Le corps électoral de sortie : enjeu politique pour l’avenir de la Nouvelle-Calédonie

Par la LDH de Nouvelle Calédonie

 

Un rappel historique

En 1853, la Nouvelle-Calédonie a fait l’objet d’une prise de possession unilatérale par la France impériale, créant une situation coloniale qui a privé les Kanak de leur droit inaliénable à l’autodétermination et altéré l’exercice de la démocratie jusqu’en 1946. Les Kanak étaient alors soumis au régime de l’indigénat qui distinguait des citoyens français (de souche métropolitaine) et des sujets français (les Kanak de souche calédonienne et les immigrés). Ce code de l’indigénat permettait à l’administration coloniale de réquisitionner les Kanak durant des périodes de travail obligatoire. Ils étaient également privés de leur liberté et de leurs droits politiques. Ce n’est qu’en 1946, après l’abolition du code de l’indigénat, que les kanak sont devenus des « citoyens français” » et qu’en 1957 ils accédèrent de facto à leur droit de vote.

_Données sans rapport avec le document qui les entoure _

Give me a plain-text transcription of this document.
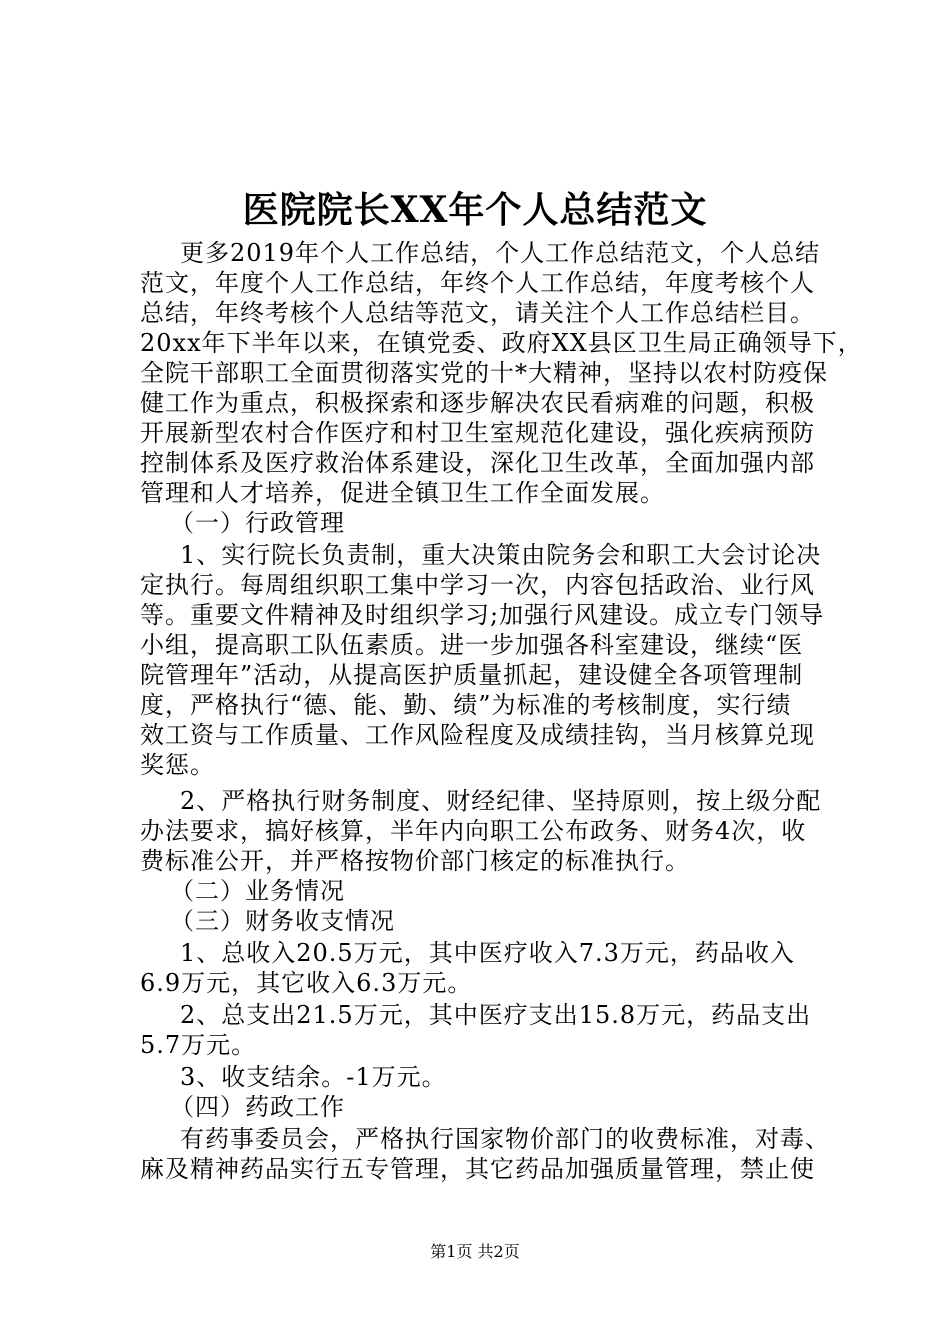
医院院长XX年个人总结范文
更多2019年个人工作总结，个人工作总结范文，个人总结
范文，年度个人工作总结，年终个人工作总结，年度考核个人
总结，年终考核个人总结等范文，请关注个人工作总结栏目。
20xx年下半年以来，在镇党委、政府XX县区卫生局正确领导下，
全院干部职工全面贯彻落实党的十*大精神，坚持以农村防疫保
健工作为重点，积极探索和逐步解决农民看病难的问题，积极
开展新型农村合作医疗和村卫生室规范化建设，强化疾病预防
控制体系及医疗救治体系建设，深化卫生改革，全面加强内部
管理和人才培养，促进全镇卫生工作全面发展。
（一）行政管理
1、实行院长负责制，重大决策由院务会和职工大会讨论决
定执行。每周组织职工集中学习一次，内容包括政治、业行风
等。重要文件精神及时组织学习;加强行风建设。成立专门领导
小组，提高职工队伍素质。进一步加强各科室建设，继续“医
院管理年”活动，从提高医护质量抓起，建设健全各项管理制
度，严格执行“德、能、勤、绩”为标准的考核制度，实行绩
效工资与工作质量、工作风险程度及成绩挂钩，当月核算兑现
奖惩。
2、严格执行财务制度、财经纪律、坚持原则，按上级分配
办法要求，搞好核算，半年内向职工公布政务、财务4次，收
费标准公开，并严格按物价部门核定的标准执行。
（二）业务情况
（三）财务收支情况
1、总收入20.5万元，其中医疗收入7.3万元，药品收入
6.9万元，其它收入6.3万元。
2、总支出21.5万元，其中医疗支出15.8万元，药品支出
5.7万元。
3、收支结余。-1万元。
（四）药政工作
有药事委员会，严格执行国家物价部门的收费标准，对毒、
麻及精神药品实行五专管理，其它药品加强质量管理，禁止使
第1页 共2页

En 1996, l’Organisation des Nations-Unies a reconnu au seul peuple Kanak, peuple indigène de ce pays, son droit à l’autodétermination en le réinscrivant, en 1986 sur la liste des pays à décoloniser.La revendication Kanak de ce droit a conduit aux événements des années 84 à 87. La paix a été rétablie grâce aux accords de Matignon-Oudinot en 1988 et par l’accord de Nouméa en 1998.

Tous les partis ont fait des concessions. La France a reconnu le fait colonial et décidé d’y mettre fin. En contrepartie, les Kanak ont accepté que le corps électoral soit élargi aux personnes arrivées depuis un certain temps dans la colonie.

Deux corps électoraux particuliers sont donc définis :

  • celui des citoyens qui éliront leurs représentants aux assemblées de province et donc au Congrès, pour assurer la gestion autonome du pays. Comprenant déjà l’ensemble des personnes présentes sur le territoire en 1988, il comprendra de plus celles inscrites sur la liste électorale générale de 1998 au fur et à mesure qu’elles auront dix ans de présence sur le territoire. A donc été créé, un « tableau annexe » pour recenser ces personnes.
  • celui des citoyens qui exerceront leur droit à l’autodétermination du pays sera élargi aux personnes pouvant justifier d’une durée de 20 ans de domicile continu en Nouvelle-Calédonie à la date de la consultation.

 

Les corps électoraux

Le droit électoral se caractérise donc en Nouvelle-Calédonie par la présence de plusieurs corps électoraux : le corps électoral pour les scrutins européens, nationaux et municipaux qui comprend tous les citoyens français inscrits sur la liste électorale générale de Nouvelle-Calédonie ; le corps électoral spécial pour les élections au congrès et aux assemblées de province.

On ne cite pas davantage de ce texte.